The most common symptoms of paraphimosis include:

  • Swelling of the tip of the penis when the foreskin is pulled back

  • Pain

  • Not able to pull the foreskin back over the tip of the penis

  • Tip of the penis is dark red or blue in color

  • Pain when urinating

  • Decreased urinary stream


REMEMBER: A paraphimosis is an emergency medical condition. Seek medical care right away if you think your child has paraphimosis.


How Are Phimosis And Paraphimosis Diagnosed In A Child?


The Paediatric Urologist will ask about your child’s symptoms and health history. They will give your child a physical exam. The physical exam will include examining the penis and foreskin.


How Are Phimosis And Paraphimosis Treated In A Child?


Treatment will depend on the child’s symptoms, age, and general health. It will also depend on how bad the condition is.


Treatment for repeated phimosis may include:

  • Putting a steroid cream (like Clobetasol/Mometasone) on the foreskin up to 3 times a day for 1 month. This is to loosen the skin.

  • Having surgery to remove all or part of the foreskin (circumcision) for a child age 3 or older who still has bulging of the foreskin when urinating.

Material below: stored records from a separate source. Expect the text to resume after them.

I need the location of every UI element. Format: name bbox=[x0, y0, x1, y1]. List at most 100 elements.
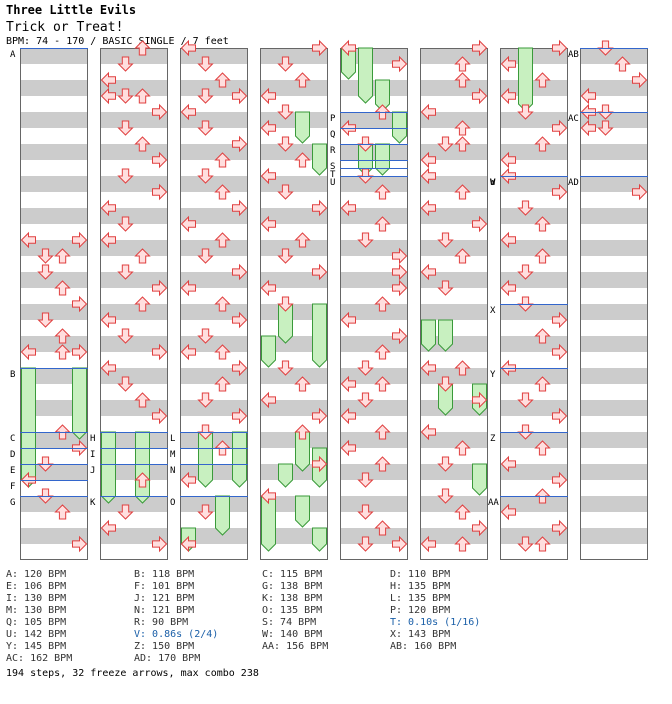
arrow-down-icon bbox=[437, 280, 454, 296]
bpm-marker-label: O bbox=[170, 498, 175, 508]
measure-stripe bbox=[180, 304, 248, 320]
arrow-up-icon bbox=[454, 136, 471, 152]
bpm-entry: K: 138 BPM bbox=[262, 593, 323, 604]
arrow-left-icon bbox=[340, 39, 356, 57]
freeze-arrow bbox=[518, 47, 533, 112]
arrow-left-icon bbox=[340, 375, 356, 393]
measure-stripe bbox=[420, 368, 488, 384]
arrow-right-icon bbox=[232, 359, 248, 377]
arrow-down-icon bbox=[597, 120, 614, 136]
arrow-left-icon bbox=[500, 279, 516, 297]
freeze-arrow bbox=[312, 527, 327, 552]
arrow-left-icon bbox=[500, 503, 516, 521]
arrow-right-icon bbox=[232, 87, 248, 105]
arrow-right-icon bbox=[152, 103, 168, 121]
arrow-left-icon bbox=[260, 279, 276, 297]
arrow-down-icon bbox=[37, 248, 54, 264]
measure-stripe bbox=[420, 112, 488, 128]
arrow-up-icon bbox=[134, 392, 151, 408]
measure-stripe bbox=[580, 400, 648, 416]
bpm-entry: J: 121 BPM bbox=[134, 593, 195, 604]
arrow-left-icon bbox=[260, 487, 276, 505]
bpm-marker-label: Z bbox=[490, 434, 496, 444]
arrow-up-icon bbox=[54, 328, 71, 344]
arrow-up-icon bbox=[134, 40, 151, 56]
bpm-entry: M: 130 BPM bbox=[6, 605, 67, 616]
chart-column bbox=[180, 48, 248, 560]
bpm-marker-label: U bbox=[330, 178, 335, 188]
chart-column bbox=[420, 48, 488, 560]
measure-stripe bbox=[100, 368, 168, 384]
arrow-up-icon bbox=[134, 88, 151, 104]
arrow-right-icon bbox=[392, 263, 408, 281]
bpm-entry: Z: 150 BPM bbox=[134, 641, 195, 652]
bpm-marker-label: X bbox=[490, 306, 496, 316]
arrow-down-icon bbox=[517, 104, 534, 120]
arrow-left-icon bbox=[20, 343, 36, 361]
measure-stripe bbox=[500, 400, 568, 416]
measure-stripe bbox=[500, 528, 568, 544]
arrow-down-icon bbox=[437, 232, 454, 248]
arrow-right-icon bbox=[72, 343, 88, 361]
bpm-marker-label: B bbox=[10, 370, 15, 380]
measure-stripe bbox=[20, 272, 88, 288]
freeze-arrow bbox=[295, 111, 310, 144]
measure-stripe bbox=[420, 336, 488, 352]
arrow-left-icon bbox=[100, 311, 116, 329]
measure-stripe bbox=[340, 496, 408, 512]
measure-stripe bbox=[580, 528, 648, 544]
measure-stripe bbox=[580, 48, 648, 64]
bpm-entry: C: 115 BPM bbox=[262, 569, 323, 580]
chart-column bbox=[20, 48, 88, 560]
bpm-entry: AC: 162 BPM bbox=[6, 653, 73, 664]
measure-stripe bbox=[20, 176, 88, 192]
measure-stripe bbox=[260, 528, 328, 544]
arrow-down-icon bbox=[197, 328, 214, 344]
arrow-right-icon bbox=[232, 311, 248, 329]
bpm-marker-label: G bbox=[10, 498, 15, 508]
measure-stripe bbox=[500, 272, 568, 288]
measure-stripe bbox=[20, 464, 88, 480]
arrow-right-icon bbox=[152, 183, 168, 201]
bpm-entry: L: 135 BPM bbox=[390, 593, 451, 604]
arrow-down-icon bbox=[437, 488, 454, 504]
arrow-left-icon bbox=[180, 279, 196, 297]
measure-stripe bbox=[340, 400, 408, 416]
arrow-down-icon bbox=[197, 392, 214, 408]
arrow-left-icon bbox=[100, 231, 116, 249]
arrow-down-icon bbox=[197, 120, 214, 136]
freeze-arrow bbox=[72, 367, 87, 440]
measure-stripe bbox=[20, 496, 88, 512]
arrow-down-icon bbox=[117, 328, 134, 344]
arrow-up-icon bbox=[294, 424, 311, 440]
bpm-marker-label: E bbox=[10, 466, 15, 476]
arrow-right-icon bbox=[552, 343, 568, 361]
measure-stripe bbox=[100, 144, 168, 160]
arrow-up-icon bbox=[454, 536, 471, 552]
measure-stripe bbox=[580, 176, 648, 192]
artist-name: Three Little Evils bbox=[6, 3, 137, 17]
measure-stripe bbox=[580, 272, 648, 288]
arrow-right-icon bbox=[552, 39, 568, 57]
freeze-arrow bbox=[472, 463, 487, 496]
arrow-right-icon bbox=[472, 519, 488, 537]
arrow-left-icon bbox=[260, 87, 276, 105]
freeze-arrow bbox=[198, 431, 213, 488]
arrow-up-icon bbox=[534, 72, 551, 88]
arrow-right-icon bbox=[552, 519, 568, 537]
bpm-marker-label: R bbox=[330, 146, 336, 156]
arrow-down-icon bbox=[517, 264, 534, 280]
arrow-down-icon bbox=[117, 216, 134, 232]
arrow-up-icon bbox=[214, 184, 231, 200]
arrow-up-icon bbox=[134, 248, 151, 264]
arrow-up-icon bbox=[54, 344, 71, 360]
measure-stripe bbox=[20, 336, 88, 352]
chart-column bbox=[580, 48, 648, 560]
arrow-left-icon bbox=[260, 167, 276, 185]
measure-stripe bbox=[20, 240, 88, 256]
measure-stripe bbox=[580, 336, 648, 352]
measure-stripe bbox=[420, 272, 488, 288]
arrow-up-icon bbox=[374, 296, 391, 312]
bpm-entry: B: 118 BPM bbox=[134, 569, 195, 580]
arrow-down-icon bbox=[437, 456, 454, 472]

Treatment for paraphimosis may include:

Dorsal slit for paraphimosis
  • Lubricating the foreskin and tip of the penis, then gently squeezing the tip of the penis while pulling the foreskin forward

  • Making a small cut (incision) in the foreskin (dorsal slit)

  • Having surgery to remove all or part of the foreskin (circumcision)


What Are Possible Complications Of Phimosis And Paraphimosis In A Child?


Possible complications can include:

  • Pain

  • Infection

  • Trouble urinating

  • Death of tissue (necrosis) in the tip of the penis.

  • Priapism (painful erections), later on in life; if too much skin is cut.


Key Points To Remember About Phimosis And Paraphimosis In Children


  • Phimosis and paraphimosis are problems with the foreskin/prepuce of the penis.

  • Phimosis is when a foreskin can’t be pulled down (retracted) from the tip of the penis. This is a common problem in young boys. In the initial few years of life it is considered physiological and watchful waiting is recommended.

  • Paraphimosis is when the foreskin is retracted over the glans head but can’t move back up. This can prevent normal blood flow to the penis and may cause serious problems. It is a surgical emergency.

  • Treatment for either problem may include steroid creams, lubrication, or surgery to remove, cut or dilate the foreskin (Circumcision, Dorsal Slit or Preputioplasty).

  • Possible complications can include infection, trouble urinating and in rare cases death of tissue (necrosis) in the tip of the penis.